An hierarchical stochastic block model (HSBM) consists of a hierarchy of stochastic block models (SBMs) where at each level, a graph can be considered as an SBM that is nested in a larger SBM (for details on SBM, please see the tutorial on SBM). The model can be useful for studying the community structure of data with a natural hierarchical structure. Similar to an SBM, an HSBM is defined by $K$, the number of blocks, $B$, a $K\times K$ block-block connectivity matrix, $n$, the number of nodes in the graph, and $l$, the number of levels.
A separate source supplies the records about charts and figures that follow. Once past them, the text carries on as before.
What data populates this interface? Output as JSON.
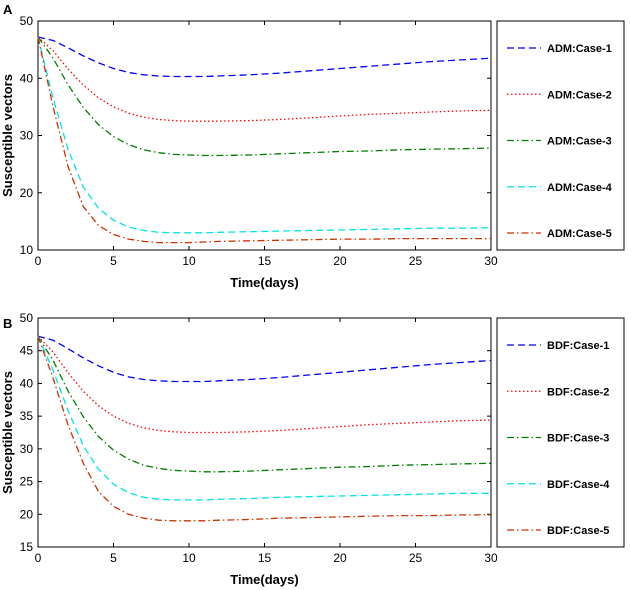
{
  "chart_data": [
    {
      "panel": "A",
      "type": "line",
      "xlabel": "Time(days)",
      "ylabel": "Susceptible vectors",
      "xlim": [
        0,
        30
      ],
      "ylim": [
        10,
        50
      ],
      "xticks": [
        0,
        5,
        10,
        15,
        20,
        25,
        30
      ],
      "yticks": [
        10,
        20,
        30,
        40,
        50
      ],
      "legend_position": "right",
      "series": [
        {
          "name": "ADM:Case-1",
          "color": "#0000ff",
          "style": "dashed",
          "x": [
            0,
            1,
            2,
            3,
            4,
            5,
            6,
            7,
            8,
            9,
            10,
            11,
            12,
            14,
            16,
            18,
            20,
            22,
            24,
            26,
            28,
            30
          ],
          "y": [
            47.2,
            46.6,
            45.3,
            43.9,
            42.7,
            41.7,
            41.0,
            40.6,
            40.4,
            40.3,
            40.3,
            40.3,
            40.4,
            40.6,
            40.9,
            41.3,
            41.7,
            42.1,
            42.5,
            42.9,
            43.2,
            43.5
          ]
        },
        {
          "name": "ADM:Case-2",
          "color": "#ff0000",
          "style": "dotted",
          "x": [
            0,
            1,
            2,
            3,
            4,
            5,
            6,
            7,
            8,
            9,
            10,
            11,
            12,
            14,
            16,
            18,
            20,
            22,
            24,
            26,
            28,
            30
          ],
          "y": [
            47.2,
            44.8,
            41.6,
            38.8,
            36.6,
            35.0,
            33.9,
            33.2,
            32.8,
            32.6,
            32.5,
            32.5,
            32.5,
            32.6,
            32.8,
            33.1,
            33.4,
            33.7,
            33.9,
            34.1,
            34.3,
            34.4
          ]
        },
        {
          "name": "ADM:Case-3",
          "color": "#007f00",
          "style": "dashdot",
          "x": [
            0,
            1,
            2,
            3,
            4,
            5,
            6,
            7,
            8,
            9,
            10,
            11,
            12,
            14,
            16,
            18,
            20,
            22,
            24,
            26,
            28,
            30
          ],
          "y": [
            47.2,
            43.5,
            38.8,
            34.9,
            31.9,
            29.8,
            28.4,
            27.5,
            27.0,
            26.7,
            26.6,
            26.5,
            26.5,
            26.6,
            26.8,
            27.0,
            27.2,
            27.3,
            27.5,
            27.6,
            27.7,
            27.8
          ]
        },
        {
          "name": "ADM:Case-4",
          "color": "#00e5e5",
          "style": "dashed",
          "x": [
            0,
            1,
            2,
            3,
            4,
            5,
            6,
            7,
            8,
            9,
            10,
            11,
            12,
            14,
            16,
            18,
            20,
            22,
            24,
            26,
            28,
            30
          ],
          "y": [
            47.2,
            36.5,
            27.5,
            21.0,
            17.3,
            15.2,
            14.0,
            13.4,
            13.1,
            13.0,
            13.0,
            13.0,
            13.1,
            13.2,
            13.3,
            13.4,
            13.5,
            13.6,
            13.7,
            13.8,
            13.8,
            13.9
          ]
        },
        {
          "name": "ADM:Case-5",
          "color": "#cc3300",
          "style": "dashdot",
          "x": [
            0,
            1,
            2,
            3,
            4,
            5,
            6,
            7,
            8,
            9,
            10,
            11,
            12,
            14,
            16,
            18,
            20,
            22,
            24,
            26,
            28,
            30
          ],
          "y": [
            47.2,
            35.0,
            24.5,
            17.6,
            14.3,
            12.7,
            11.9,
            11.5,
            11.3,
            11.3,
            11.3,
            11.4,
            11.5,
            11.6,
            11.7,
            11.8,
            11.9,
            11.9,
            12.0,
            12.0,
            12.0,
            12.0
          ]
        }
      ]
    },
    {
      "panel": "B",
      "type": "line",
      "xlabel": "Time(days)",
      "ylabel": "Susceptible vectors",
      "xlim": [
        0,
        30
      ],
      "ylim": [
        15,
        50
      ],
      "xticks": [
        0,
        5,
        10,
        15,
        20,
        25,
        30
      ],
      "yticks": [
        15,
        20,
        25,
        30,
        35,
        40,
        45,
        50
      ],
      "legend_position": "right",
      "series": [
        {
          "name": "BDF:Case-1",
          "color": "#0000ff",
          "style": "dashed",
          "x": [
            0,
            1,
            2,
            3,
            4,
            5,
            6,
            7,
            8,
            9,
            10,
            11,
            12,
            14,
            16,
            18,
            20,
            22,
            24,
            26,
            28,
            30
          ],
          "y": [
            47.2,
            46.6,
            45.3,
            43.9,
            42.7,
            41.7,
            41.0,
            40.6,
            40.4,
            40.3,
            40.3,
            40.3,
            40.4,
            40.6,
            40.9,
            41.3,
            41.7,
            42.1,
            42.5,
            42.9,
            43.2,
            43.5
          ]
        },
        {
          "name": "BDF:Case-2",
          "color": "#ff0000",
          "style": "dotted",
          "x": [
            0,
            1,
            2,
            3,
            4,
            5,
            6,
            7,
            8,
            9,
            10,
            11,
            12,
            14,
            16,
            18,
            20,
            22,
            24,
            26,
            28,
            30
          ],
          "y": [
            47.2,
            44.8,
            41.6,
            38.8,
            36.6,
            35.0,
            33.9,
            33.2,
            32.8,
            32.6,
            32.5,
            32.5,
            32.5,
            32.6,
            32.8,
            33.1,
            33.4,
            33.7,
            33.9,
            34.1,
            34.3,
            34.4
          ]
        },
        {
          "name": "BDF:Case-3",
          "color": "#007f00",
          "style": "dashdot",
          "x": [
            0,
            1,
            2,
            3,
            4,
            5,
            6,
            7,
            8,
            9,
            10,
            11,
            12,
            14,
            16,
            18,
            20,
            22,
            24,
            26,
            28,
            30
          ],
          "y": [
            47.2,
            43.5,
            38.8,
            34.9,
            31.9,
            29.8,
            28.4,
            27.5,
            27.0,
            26.7,
            26.6,
            26.5,
            26.5,
            26.6,
            26.8,
            27.0,
            27.2,
            27.3,
            27.5,
            27.6,
            27.7,
            27.8
          ]
        },
        {
          "name": "BDF:Case-4",
          "color": "#00e5e5",
          "style": "dashed",
          "x": [
            0,
            1,
            2,
            3,
            4,
            5,
            6,
            7,
            8,
            9,
            10,
            11,
            12,
            14,
            16,
            18,
            20,
            22,
            24,
            26,
            28,
            30
          ],
          "y": [
            47.2,
            42.0,
            35.8,
            30.5,
            26.9,
            24.6,
            23.3,
            22.6,
            22.3,
            22.2,
            22.2,
            22.2,
            22.3,
            22.4,
            22.6,
            22.7,
            22.8,
            22.9,
            23.0,
            23.1,
            23.2,
            23.2
          ]
        },
        {
          "name": "BDF:Case-5",
          "color": "#cc3300",
          "style": "dashdot",
          "x": [
            0,
            1,
            2,
            3,
            4,
            5,
            6,
            7,
            8,
            9,
            10,
            11,
            12,
            14,
            16,
            18,
            20,
            22,
            24,
            26,
            28,
            30
          ],
          "y": [
            47.2,
            40.8,
            33.6,
            27.8,
            23.5,
            21.2,
            20.0,
            19.4,
            19.1,
            19.0,
            19.0,
            19.0,
            19.1,
            19.2,
            19.4,
            19.5,
            19.6,
            19.7,
            19.8,
            19.8,
            19.9,
            19.9
          ]
        }
      ]
    }
  ]
}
Let us consider a 2-level HSBM (undirected, no self-loops) made up of 2 SBMs either of which is composed of 2 smaller SBMs. Define the block-blcok connectivity matrices corresponding to the 2 SBMs at the coarser level as B1 and B2, respectively.

In [None]:
B1 = np.array([[0.5, 0.1], [0.1, 0.6]])
B2 = np.array([[0.8, 0.1], [0.1, 0.8]])

In [None]:
# synthetic data

from graspologic.simulations import er_np, sbm
from graspologic.models.base import _n_to_labels
np.random.seed(9)

# first generate an Erdos-Reyni (ER) model of 200 nodes 
# where the probability of an edge between any pair of nodes is 0.01
# (see the tutorial on ER model for more details)
n = np.array([100, 100]).astype(int)
block_labels = _n_to_labels(n)
n_verts = np.sum(n)
global_p = 0.01
graph = er_np(n_verts, global_p)

# then add 2 equivalent blocks to the ER graph either of which is an SBM 
# with a block connectivity matrix defined before
prop = np.array([[0.5, 0.5], [0.5, 0.5]])
B_list = [B1, B2]
for i, n_sub_verts in enumerate(n):
    p = prop[i, :]
    n_vec = (n_sub_verts * p).astype(int)
    B = B_list[i]
    subgraph = sbm(n_vec, B)
    inds = block_labels == i
    graph[np.ix_(inds, inds)] = subgraph

heatmap(graph, title="Synthetic HSBM")

In [None]:
# fit an HSBM model to the synthetic graph

np.random.seed(1)
hsbm = HSBMEstimator(max_level=2)
hsbm.fit(graph)

In [None]:
# compute the parameters for the first level
hsbm.compute_model_params(graph, 1)
# plot the probability matrix
heatmap(
    hsbm.p_mat_, vmin=0, vmax=1, title="HSBM probability matrix at level 1", font_scale=1.5
)

In [None]:
# similarly for the second level
hsbm.compute_model_params(graph, 2)
heatmap(
    hsbm.p_mat_, vmin=0, vmax=1, title="HSBM probability matrix at level 2", font_scale=1.5
)

In [None]:
# generate a sample graph which has the structure of the second level of the model
heatmap(
    hsbm.sample()[0], title="HSBM sample at level 2", font_scale=1.5
)